The UK’s Most Infamous Number Plate Collector?

Sir Gerald Nabarro
Sir Gerald Nabarro

Today the “personalised plate” business is booming as more and more drivers choose to add a little of their own personality to their chariot of choice, but it was not always this way. In the not too distant past, the acquisition of a private number plate was strictly reserved for the rich and famous and few ordinary people could have ever imagined that one day they too could join this motoring elite. The process of obtaining and transferring a personalised registration was complex and expensive but this did not deter some ardent autonumerologists from going to great lengths to acquire a suitable plate (or plates!)

One of the UK’s best known collectors of cherished numbers was the successful businessman and politician Sir Gerald Nabarro. Serving as a Conservative MP between 1950 and 1973, Sir Gerald was a well-known figure noted for his outspoken views, booming voice and handlebar moustache. He vehemently opposed the UK’s entry to the Common Market (the precursor of the EU) and was undeniably racist. The public of course either loved him or loathed him. His cars invariably wore his personalised plates, the most famous of which was “NAB 1”. Of course one good plate does not constitute a collection so further “NAB” plates were added until he eventually owned the whole sequence running from “NAB 1” to “NAB 10”.

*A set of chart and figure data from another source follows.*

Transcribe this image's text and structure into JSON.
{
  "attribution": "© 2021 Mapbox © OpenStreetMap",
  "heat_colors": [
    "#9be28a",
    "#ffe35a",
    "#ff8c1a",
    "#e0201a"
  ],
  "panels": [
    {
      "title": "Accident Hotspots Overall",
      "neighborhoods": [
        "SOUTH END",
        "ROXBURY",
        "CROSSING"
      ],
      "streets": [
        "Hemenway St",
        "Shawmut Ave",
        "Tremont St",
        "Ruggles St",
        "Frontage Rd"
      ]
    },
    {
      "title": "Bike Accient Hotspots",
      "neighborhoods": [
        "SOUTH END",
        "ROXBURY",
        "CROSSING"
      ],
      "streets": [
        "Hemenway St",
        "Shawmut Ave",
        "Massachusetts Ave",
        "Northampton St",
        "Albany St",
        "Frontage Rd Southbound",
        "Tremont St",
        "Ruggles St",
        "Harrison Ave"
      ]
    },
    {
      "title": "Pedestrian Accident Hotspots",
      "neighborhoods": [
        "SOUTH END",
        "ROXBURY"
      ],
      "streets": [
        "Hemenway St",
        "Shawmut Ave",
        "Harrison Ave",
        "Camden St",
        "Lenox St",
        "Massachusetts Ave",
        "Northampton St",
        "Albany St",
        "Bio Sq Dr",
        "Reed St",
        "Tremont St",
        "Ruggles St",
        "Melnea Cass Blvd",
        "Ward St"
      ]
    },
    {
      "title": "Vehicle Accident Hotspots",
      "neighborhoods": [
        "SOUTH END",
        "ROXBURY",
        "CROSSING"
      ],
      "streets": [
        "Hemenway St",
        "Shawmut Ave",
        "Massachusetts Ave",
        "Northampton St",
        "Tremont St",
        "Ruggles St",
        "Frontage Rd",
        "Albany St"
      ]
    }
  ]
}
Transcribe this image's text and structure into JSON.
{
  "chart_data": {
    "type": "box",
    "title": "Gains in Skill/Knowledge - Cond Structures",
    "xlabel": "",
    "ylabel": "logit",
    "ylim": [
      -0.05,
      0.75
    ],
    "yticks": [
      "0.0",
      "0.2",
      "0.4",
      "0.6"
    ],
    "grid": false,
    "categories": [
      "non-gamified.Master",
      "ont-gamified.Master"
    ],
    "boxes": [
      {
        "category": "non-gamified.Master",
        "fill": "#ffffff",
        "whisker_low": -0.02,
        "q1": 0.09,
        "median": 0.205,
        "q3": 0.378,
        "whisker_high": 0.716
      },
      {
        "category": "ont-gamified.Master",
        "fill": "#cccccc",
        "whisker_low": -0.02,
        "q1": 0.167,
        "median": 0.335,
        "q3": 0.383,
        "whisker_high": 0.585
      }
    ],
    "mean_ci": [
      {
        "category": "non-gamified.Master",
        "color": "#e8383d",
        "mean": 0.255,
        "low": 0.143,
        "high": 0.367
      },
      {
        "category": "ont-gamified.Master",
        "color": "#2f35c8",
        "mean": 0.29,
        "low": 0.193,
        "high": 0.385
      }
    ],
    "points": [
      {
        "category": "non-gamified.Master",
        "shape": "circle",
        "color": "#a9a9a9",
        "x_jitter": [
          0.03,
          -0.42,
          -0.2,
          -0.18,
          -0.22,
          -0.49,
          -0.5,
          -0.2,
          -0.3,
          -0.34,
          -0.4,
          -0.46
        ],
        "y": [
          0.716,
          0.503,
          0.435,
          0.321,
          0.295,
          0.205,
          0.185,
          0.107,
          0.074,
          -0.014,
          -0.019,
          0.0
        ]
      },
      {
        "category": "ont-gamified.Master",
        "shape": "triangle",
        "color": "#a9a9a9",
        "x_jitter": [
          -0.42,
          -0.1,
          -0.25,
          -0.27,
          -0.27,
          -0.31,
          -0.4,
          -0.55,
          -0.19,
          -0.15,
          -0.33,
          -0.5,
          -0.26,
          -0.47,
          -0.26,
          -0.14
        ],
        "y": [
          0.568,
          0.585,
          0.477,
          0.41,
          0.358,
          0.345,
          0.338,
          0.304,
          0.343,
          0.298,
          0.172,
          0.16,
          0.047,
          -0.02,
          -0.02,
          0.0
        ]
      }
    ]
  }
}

It is now largely forgotten that during Nabarro’s time, the UK Government decided to make it illegal to transfer registration numbers from one vehicle to another, a move which would have effectively killed off the practice in this country. Naturally the private plate enthusiasts of the day were furious. They tended to be rich and influential people and of course included Sir Gerald Nabarro. He had no intention of taking this lying down and campaigned enthusiastically to get public support behind him in opposing this move. The Government did go on to make a complete U-turn on this policy and, although no reason was ever given for this change of mind, many people believe that it was due in no small part to the actions of the larger-than-life Sir Gerald Nabarro.

A personalised registration number may be seen as a status symbol or a bit of one upmanship but having an instantly recognisable number can also have its downsides. Ironically, perhaps the greatest British car number collector of all times discovered this when his Daimler Sovereign bearing his “NAB 1” plate was allegedly spotted going the wrong way round a roundabout. In court Nabarro insisted that his company secretary had been driving at the time, an account which she also verified, but Nabarro was found guilty receiving a fine and driving ban. On appeal, he produced witnesses to say that they had observed that the woman was driving at the time and the conviction was overturned. Interestingly, standing behind him on the court steps, was his parliamentary secretary, Christine Holman who subsequently married another MP, Neil Hamilton. In a strange twist of fate, Christine Hamilton was also later to narrowly avoid a motoring conviction by arguing that, at the time of the offence, it was not known whether she or her husband were driving the car. This legal loophole was later sometimes referred to as the Hamilton effect.

So Sir Gerald Nabarro may have been a controversial figure but without his intervention private number plates would now probably be little more than a distant memory. Today’s DVLA registration plate enthusiasts really have things much easier with most of the best online dealers able to offer a simple search tool to find and buy the perfect number plate. Another interesting idea, again going back to Sir Gerald, is to collect and retain numbers for future use. The plate retention process has been simplified and made much less expensive so holding onto a good plate could even represent a good financial investment. Many people may regard the very idea of collecting cherished registrations as completely nonsensical but is it really any more foolish than stamp collecting?